Ch. civile B
ARRET No
du 25 JANVIER 2012
R. G : 08/ 00405 C-PH
Décision déférée à la Cour : jugement du 13 mars 2008 Tribunal de Grande Instance d'AJACCIO R. G : 06/ 143
X... Y...
C/
Z...A...
COUR D'APPEL DE BASTIA
CHAMBRE CIVILE
ARRET DU
VINGT CINQ JANVIER DEUX MILLE DOUZE
APPELANTS :
Madame Arlette Marie Louise X... née le 04 Décembre 1937 à ROUEN (76000) ...75013 PARIS
assistée de la SCP René JOBIN Philippe JOBIN, avocats au barreau de BASTIA et de Me Marguerite GRAZIANI-METZGER, avocat au barreau de PARIS plaidant en visioconférence
Monsieur Mark Antony Y... pris tant en son personnel qu'en qualité de tuteur de sa soeur Karen Y..., née le 30 septembre 1968 à LONDRES, tous deux héritiers de Françoise Marie Antoinette Georgette X... épouse Y..., décédée le 18 mai 2009 né le 17 Juin 1966 à LONDRES ...1134 VUFFLENS LE CHATEAU (SUISSE)
assisté de la SCP René JOBIN Philippe JOBIN, avocats au barreau de BASTIA et de Me Marguerite GRAZIANI-METZGER, avocat au barreau de PARIS plaidant en visioconférence
INTIMES :
Monsieur André Antoine Charles Z...né le 05 Avril 1927 à CENTURI (20238) ...1201 GENEVE (SUISSE)
assisté de la SCP RIBAUT BATTAGLINI, avocats au barreau de BASTIA, Me Eric PERES, avocat au barreau de PARIS
Monsieur Jean-François A...né le 11 Novembre 1954 à BONIFACIO (20169) ... 20169 BONIFACIO
Défaillant
COMPOSITION DE LA COUR :
L'affaire a été débattue à l'audience publique du 01 décembre 2011, devant la Cour composée de :
Monsieur Pierre LAVIGNE, Président de chambre Monsieur Philippe HOAREAU, Conseiller Madame Marie-Paule ALZEARI, Conseiller
qui en ont délibéré.
GREFFIER LORS DES DEBATS :
Madame Marie-Jeanne ORSINI.
Les parties ont été avisées que le prononcé public de la décision aura lieu par mise à disposition au greffe le 25 janvier 2012.
ARRET :
Réputé contradictoire,
Prononcé publiquement par mise à disposition au greffe de la Cour, les parties en ayant été préalablement avisées dans les conditions prévues au deuxième alinéa de l'article 450 du code de procédure civile.

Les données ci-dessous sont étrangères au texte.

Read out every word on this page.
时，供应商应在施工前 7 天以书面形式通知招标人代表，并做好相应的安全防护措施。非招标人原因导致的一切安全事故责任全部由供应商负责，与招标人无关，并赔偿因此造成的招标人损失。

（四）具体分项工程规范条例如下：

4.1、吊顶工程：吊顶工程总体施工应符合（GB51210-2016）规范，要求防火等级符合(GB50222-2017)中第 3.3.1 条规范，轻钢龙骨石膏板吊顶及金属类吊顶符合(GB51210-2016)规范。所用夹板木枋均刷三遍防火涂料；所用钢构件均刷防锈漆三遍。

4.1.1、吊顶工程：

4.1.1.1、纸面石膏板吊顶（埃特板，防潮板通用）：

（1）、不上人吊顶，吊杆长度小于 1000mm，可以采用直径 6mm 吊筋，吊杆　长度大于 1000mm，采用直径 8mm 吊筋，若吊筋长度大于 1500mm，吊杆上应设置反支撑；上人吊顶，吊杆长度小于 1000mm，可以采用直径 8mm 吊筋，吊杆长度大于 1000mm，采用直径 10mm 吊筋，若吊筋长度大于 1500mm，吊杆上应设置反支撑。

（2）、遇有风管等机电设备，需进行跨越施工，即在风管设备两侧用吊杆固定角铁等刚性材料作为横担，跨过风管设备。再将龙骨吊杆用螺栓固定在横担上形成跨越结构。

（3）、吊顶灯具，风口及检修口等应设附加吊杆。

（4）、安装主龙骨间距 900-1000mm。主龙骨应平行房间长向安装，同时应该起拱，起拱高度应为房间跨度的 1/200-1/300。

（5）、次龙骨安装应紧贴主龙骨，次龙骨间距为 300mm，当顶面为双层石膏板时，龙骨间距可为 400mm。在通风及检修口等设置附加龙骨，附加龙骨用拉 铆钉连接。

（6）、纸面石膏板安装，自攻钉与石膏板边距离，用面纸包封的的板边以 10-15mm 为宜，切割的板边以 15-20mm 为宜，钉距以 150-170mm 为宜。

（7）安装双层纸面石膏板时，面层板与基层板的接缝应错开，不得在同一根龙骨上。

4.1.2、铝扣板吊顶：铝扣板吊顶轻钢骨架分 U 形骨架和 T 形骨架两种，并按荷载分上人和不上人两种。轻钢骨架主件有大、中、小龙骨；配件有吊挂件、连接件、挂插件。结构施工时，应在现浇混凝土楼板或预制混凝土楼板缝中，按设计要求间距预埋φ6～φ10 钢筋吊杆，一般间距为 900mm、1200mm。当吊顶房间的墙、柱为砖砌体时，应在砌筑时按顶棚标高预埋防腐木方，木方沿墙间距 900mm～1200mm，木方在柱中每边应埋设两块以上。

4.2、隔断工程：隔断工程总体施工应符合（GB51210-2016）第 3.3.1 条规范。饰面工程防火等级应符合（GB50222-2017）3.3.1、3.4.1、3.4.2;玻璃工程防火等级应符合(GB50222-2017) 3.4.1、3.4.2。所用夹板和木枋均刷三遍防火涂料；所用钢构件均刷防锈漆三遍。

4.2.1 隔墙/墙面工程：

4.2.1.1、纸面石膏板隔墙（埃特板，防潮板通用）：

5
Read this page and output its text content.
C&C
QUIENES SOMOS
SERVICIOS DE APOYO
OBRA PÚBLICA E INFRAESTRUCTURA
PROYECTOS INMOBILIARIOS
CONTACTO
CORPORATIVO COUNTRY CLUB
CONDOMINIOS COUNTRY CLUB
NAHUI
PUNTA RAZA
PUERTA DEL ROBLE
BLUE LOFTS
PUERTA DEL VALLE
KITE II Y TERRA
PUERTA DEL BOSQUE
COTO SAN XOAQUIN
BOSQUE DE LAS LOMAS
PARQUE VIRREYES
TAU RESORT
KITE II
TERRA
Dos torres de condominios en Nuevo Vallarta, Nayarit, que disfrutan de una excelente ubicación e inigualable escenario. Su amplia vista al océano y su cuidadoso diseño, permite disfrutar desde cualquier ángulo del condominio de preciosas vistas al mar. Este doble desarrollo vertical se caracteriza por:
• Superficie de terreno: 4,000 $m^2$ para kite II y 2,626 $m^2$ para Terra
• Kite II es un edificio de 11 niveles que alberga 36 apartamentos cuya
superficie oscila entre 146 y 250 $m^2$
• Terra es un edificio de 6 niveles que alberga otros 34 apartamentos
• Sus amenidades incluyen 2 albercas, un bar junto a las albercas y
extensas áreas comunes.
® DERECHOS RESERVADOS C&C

Signé par Monsieur Pierre LAVIGNE, Président de chambre, et par Madame Marie-Jeanne ORSINI, Greffier auquel la minute de la décision a été remise par le magistrat signataire.
*
* * Vu le jugement du Tribunal de grande instance d'AJACCIO du 28 mars 1996 qui, sur assignation de Monsieur Jean-François A...par Monsieur André Z..., a notamment constaté que Monsieur Z...est propriétaire d'une parcelle de terre d'un hectare cinquante sept ares et quatre vingt centiares cadastrée no 581 et 584, lieudit Marina di Fiori sur la commune de BONIFACIO.
Vu le jugement du Tribunal de grande instance d'AJACCIO du 13 mars 2008 qui a notamment déclaré irrecevable la tierce opposition au jugement du 28 mars 1996 formée par Mademoiselle Arlette X... et Madame Françoise X... épouse Y... en leur qualité d'héritières de feue Marie X....
Vu la déclaration d'appel du 21 mai 2008 déposée pour Mademoiselle Arlette X... et Madame François X... épouse Y... à l'encontre du jugement du 13 mars 2008.
Vu l'assignation délivrée le 6 octobre 2008 à la personne de Monsieur Jean-François A...qui est défaillant.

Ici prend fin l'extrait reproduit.